После войны, когда другие покупали вещи, хозяйка подросла и завела себе овчарку. Очень скоро овчарку пристрелили соседи: собака долго умирала в снегу, оседая и тая вместе с ним, — вокруг были разбросаны ошметки окровавленной ваты, которой пытались затыкать рану, — снег.

Потом у нее был дог, а потом она полюбила таксу. Лапки таксы были похожи на рождественские подарочные носочки Санта-Клауса. Такса много болела, капризничала, и хозяйка устроилась посудомойкой в ресторан, чтобы ее прокормить. В ресторане такса бегала между столиками и подавала гостям меню. Все уважали таксу, но она все равно много болела и наконец умерла.

И тогда хозяйка стала разводить говорящих грибят…

Тут заметки писателя обрываются, но я прекрасно могу продолжить и без него. Мне совершенно ничего не стоит писать так, как он. А вот пусть он попробует писать, как я!

Она устроилась санитаркой в ветеринарную клинику города, принадлежавшую зеленым. Тайно там лечились и люди — и были очень довольны. Правда, чтобы попасть в эту ветеринарную клинику, людям приходится копить годами — такие там цены, и не всем удавалось дожить, — там собраны лучшие врачи, лучшие хирурги и лучшие диагносты города. Да подумайте сами! Как же иначе! Ведь это человек придет к врачу, все расскажет, на все пожалуется, все объяснит, — что его лечить? Он сам себя вылечит, да еще врачу назначение сделает. Не то, скажем, кошка. Молчит. Молчит и молчит. А вдруг что-то не то? А какие сложности? А с поджелудочной? Тут-то и подавай УЗИ, рентген, энцефалограмму, матку, наконец, в разрезе. Мне, например, там удалили аппендицит. Одно удовольствие!

Я ведь как туда попал? Там работал патологоанатомом мой приятель, он и устроил меня за полцены. Но с зелеными-то я, как известно, на ножах, вот они, когда узнали, и решили применить ко мне санкции. Причем тянули до последнего, я уже пошел на поправку, готовился к выписке. И вот как раз перед самой выпиской приходит с обходом главный зеленый. Говорит моему лечащему: «А эта животина почему голос не подает? Не долечили, что ли?» Врач умоляюще на меня смотрит, а я: «Ку-ку, курлы-курлы, тук-тук-тук!» Куда там! Спустили с лестницы. А патологоанатома моего выгнали, да еще и диплома лишили. Он с горя в мебельщики пошел.

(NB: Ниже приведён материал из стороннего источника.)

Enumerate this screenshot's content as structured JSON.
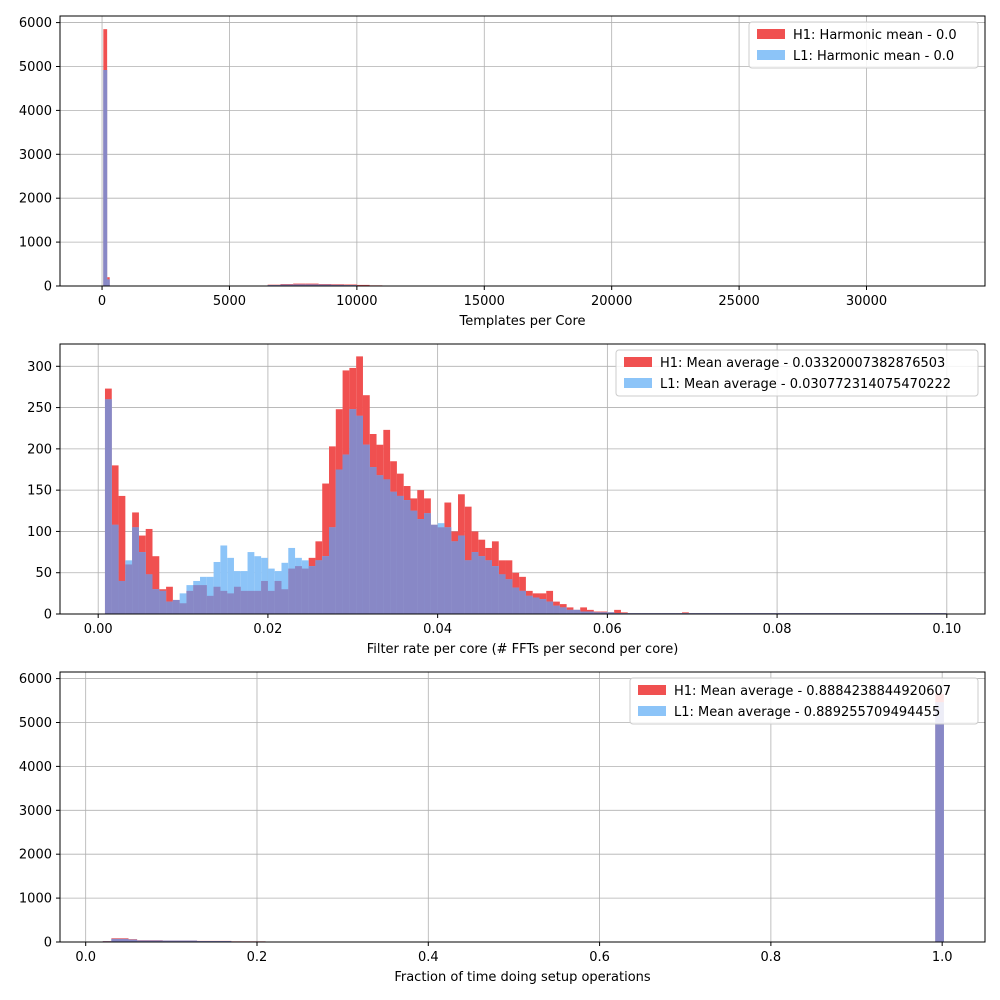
{
  "colors": {
    "h1": "#f05050",
    "l1": "#8cc4f8",
    "overlap": "#8888c6",
    "grid": "#b0b0b0",
    "axis": "#000000",
    "legend_border": "#cccccc"
  },
  "chart_data": [
    {
      "type": "histogram",
      "xlabel": "Templates per Core",
      "ylabel": "",
      "title": "",
      "xlim": [
        -1650,
        34650
      ],
      "ylim": [
        0,
        6150
      ],
      "x_ticks": [
        0,
        5000,
        10000,
        15000,
        20000,
        25000,
        30000
      ],
      "x_tick_labels": [
        "0",
        "5000",
        "10000",
        "15000",
        "20000",
        "25000",
        "30000"
      ],
      "y_ticks": [
        0,
        1000,
        2000,
        3000,
        4000,
        5000,
        6000
      ],
      "y_tick_labels": [
        "0",
        "1000",
        "2000",
        "3000",
        "4000",
        "5000",
        "6000"
      ],
      "grid": true,
      "legend_position": "top-right",
      "series": [
        {
          "name": "H1: Harmonic mean  - 0.0",
          "key": "h1",
          "bins": [
            [
              50,
              200,
              5850
            ],
            [
              200,
              300,
              200
            ],
            [
              6000,
              6500,
              5
            ],
            [
              6500,
              7000,
              30
            ],
            [
              7000,
              7500,
              45
            ],
            [
              7500,
              8000,
              55
            ],
            [
              8000,
              8500,
              55
            ],
            [
              8500,
              9000,
              45
            ],
            [
              9000,
              9500,
              40
            ],
            [
              9500,
              10000,
              35
            ],
            [
              10000,
              10500,
              25
            ],
            [
              10500,
              11000,
              15
            ],
            [
              11000,
              11500,
              8
            ]
          ]
        },
        {
          "name": "L1: Harmonic mean  - 0.0",
          "key": "l1",
          "bins": [
            [
              50,
              200,
              4920
            ],
            [
              200,
              300,
              150
            ],
            [
              6000,
              6500,
              4
            ],
            [
              6500,
              7000,
              20
            ],
            [
              7000,
              7500,
              30
            ],
            [
              7500,
              8000,
              35
            ],
            [
              8000,
              8500,
              35
            ],
            [
              8500,
              9000,
              30
            ],
            [
              9000,
              9500,
              25
            ],
            [
              9500,
              10000,
              20
            ],
            [
              10000,
              10500,
              12
            ],
            [
              10500,
              11000,
              6
            ]
          ]
        }
      ]
    },
    {
      "type": "histogram",
      "xlabel": "Filter rate per core (# FFTs per second per core)",
      "ylabel": "",
      "title": "",
      "xlim": [
        -0.0045,
        0.1045
      ],
      "ylim": [
        0,
        327
      ],
      "x_ticks": [
        0.0,
        0.02,
        0.04,
        0.06,
        0.08,
        0.1
      ],
      "x_tick_labels": [
        "0.00",
        "0.02",
        "0.04",
        "0.06",
        "0.08",
        "0.10"
      ],
      "y_ticks": [
        0,
        50,
        100,
        150,
        200,
        250,
        300
      ],
      "y_tick_labels": [
        "0",
        "50",
        "100",
        "150",
        "200",
        "250",
        "300"
      ],
      "grid": true,
      "legend_position": "top-right",
      "bin_start": 0.0008,
      "bin_width": 0.0008,
      "series": [
        {
          "name": "H1: Mean average - 0.03320007382876503",
          "key": "h1",
          "values": [
            273,
            180,
            143,
            60,
            123,
            95,
            103,
            70,
            30,
            33,
            17,
            13,
            28,
            35,
            35,
            22,
            33,
            28,
            25,
            33,
            28,
            28,
            28,
            40,
            28,
            40,
            30,
            55,
            58,
            55,
            68,
            88,
            158,
            203,
            248,
            295,
            298,
            312,
            265,
            218,
            205,
            223,
            185,
            170,
            155,
            140,
            150,
            140,
            108,
            105,
            135,
            100,
            145,
            130,
            100,
            90,
            80,
            88,
            65,
            65,
            50,
            45,
            28,
            25,
            25,
            28,
            15,
            12,
            8,
            5,
            8,
            5,
            3,
            3,
            2,
            5,
            2,
            1,
            1,
            1,
            1,
            1,
            1,
            1,
            1,
            2,
            1,
            1,
            1,
            1,
            1,
            1,
            1,
            1,
            1,
            1,
            1,
            1,
            1,
            1,
            1,
            1,
            1,
            1,
            1,
            1,
            1,
            1,
            1,
            1,
            1,
            1,
            1,
            1,
            1,
            1,
            1,
            1,
            1,
            1,
            1,
            1,
            1,
            1
          ]
        },
        {
          "name": "L1: Mean average - 0.030772314075470222",
          "key": "l1",
          "values": [
            260,
            108,
            40,
            65,
            105,
            75,
            48,
            30,
            28,
            15,
            17,
            25,
            35,
            40,
            45,
            45,
            63,
            83,
            68,
            52,
            52,
            75,
            70,
            68,
            55,
            52,
            62,
            80,
            68,
            65,
            58,
            65,
            70,
            105,
            175,
            193,
            248,
            240,
            205,
            178,
            168,
            163,
            148,
            143,
            138,
            125,
            115,
            122,
            108,
            110,
            105,
            88,
            95,
            65,
            75,
            70,
            65,
            58,
            48,
            42,
            32,
            28,
            22,
            20,
            18,
            15,
            10,
            8,
            5,
            5,
            3,
            3,
            2,
            2,
            2,
            1,
            1,
            1,
            1,
            1,
            1,
            1,
            1,
            1,
            1,
            1,
            1,
            1,
            1,
            1,
            1,
            1,
            1,
            1,
            1,
            1,
            1,
            1,
            1,
            1,
            1,
            1,
            1,
            1,
            1,
            1,
            1,
            1,
            1,
            1,
            1,
            1,
            1,
            1,
            1,
            1,
            1,
            1,
            1,
            1,
            1,
            1,
            1,
            1
          ]
        }
      ]
    },
    {
      "type": "histogram",
      "xlabel": "Fraction of time doing setup operations",
      "ylabel": "",
      "title": "",
      "xlim": [
        -0.03,
        1.05
      ],
      "ylim": [
        0,
        6150
      ],
      "x_ticks": [
        0.0,
        0.2,
        0.4,
        0.6,
        0.8,
        1.0
      ],
      "x_tick_labels": [
        "0.0",
        "0.2",
        "0.4",
        "0.6",
        "0.8",
        "1.0"
      ],
      "y_ticks": [
        0,
        1000,
        2000,
        3000,
        4000,
        5000,
        6000
      ],
      "y_tick_labels": [
        "0",
        "1000",
        "2000",
        "3000",
        "4000",
        "5000",
        "6000"
      ],
      "grid": true,
      "legend_position": "top-right",
      "series": [
        {
          "name": "H1: Mean average - 0.8884238844920607",
          "key": "h1",
          "bins": [
            [
              0.02,
              0.03,
              20
            ],
            [
              0.03,
              0.05,
              85
            ],
            [
              0.05,
              0.06,
              65
            ],
            [
              0.06,
              0.09,
              40
            ],
            [
              0.09,
              0.13,
              35
            ],
            [
              0.13,
              0.17,
              25
            ],
            [
              0.17,
              0.21,
              15
            ],
            [
              0.21,
              0.24,
              8
            ],
            [
              0.24,
              0.27,
              3
            ],
            [
              0.992,
              1.002,
              5650
            ]
          ]
        },
        {
          "name": "L1: Mean average - 0.889255709494455",
          "key": "l1",
          "bins": [
            [
              0.02,
              0.03,
              15
            ],
            [
              0.03,
              0.05,
              70
            ],
            [
              0.05,
              0.06,
              55
            ],
            [
              0.06,
              0.09,
              35
            ],
            [
              0.09,
              0.13,
              30
            ],
            [
              0.13,
              0.17,
              22
            ],
            [
              0.17,
              0.21,
              12
            ],
            [
              0.21,
              0.24,
              6
            ],
            [
              0.24,
              0.27,
              2
            ],
            [
              0.992,
              1.002,
              5460
            ]
          ]
        }
      ]
    }
  ]
}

Итак, хозяйка устроилась в ветеринарную клинику. Иногда ее за особую плату нанимали сиделкой к послеоперационным больным. Ей хотелось, чтобы больные любили ее, это именно она и придумала читать им вслух книги. И я, кстати, был уверен, что книгу писателя она купила с той же целью — читать животным. Правда, читать ей было тяжело. Она читала плохо, буквы расползались у нее перед глазами, будто они не могли долго стоять на одном месте, надо им было размяться.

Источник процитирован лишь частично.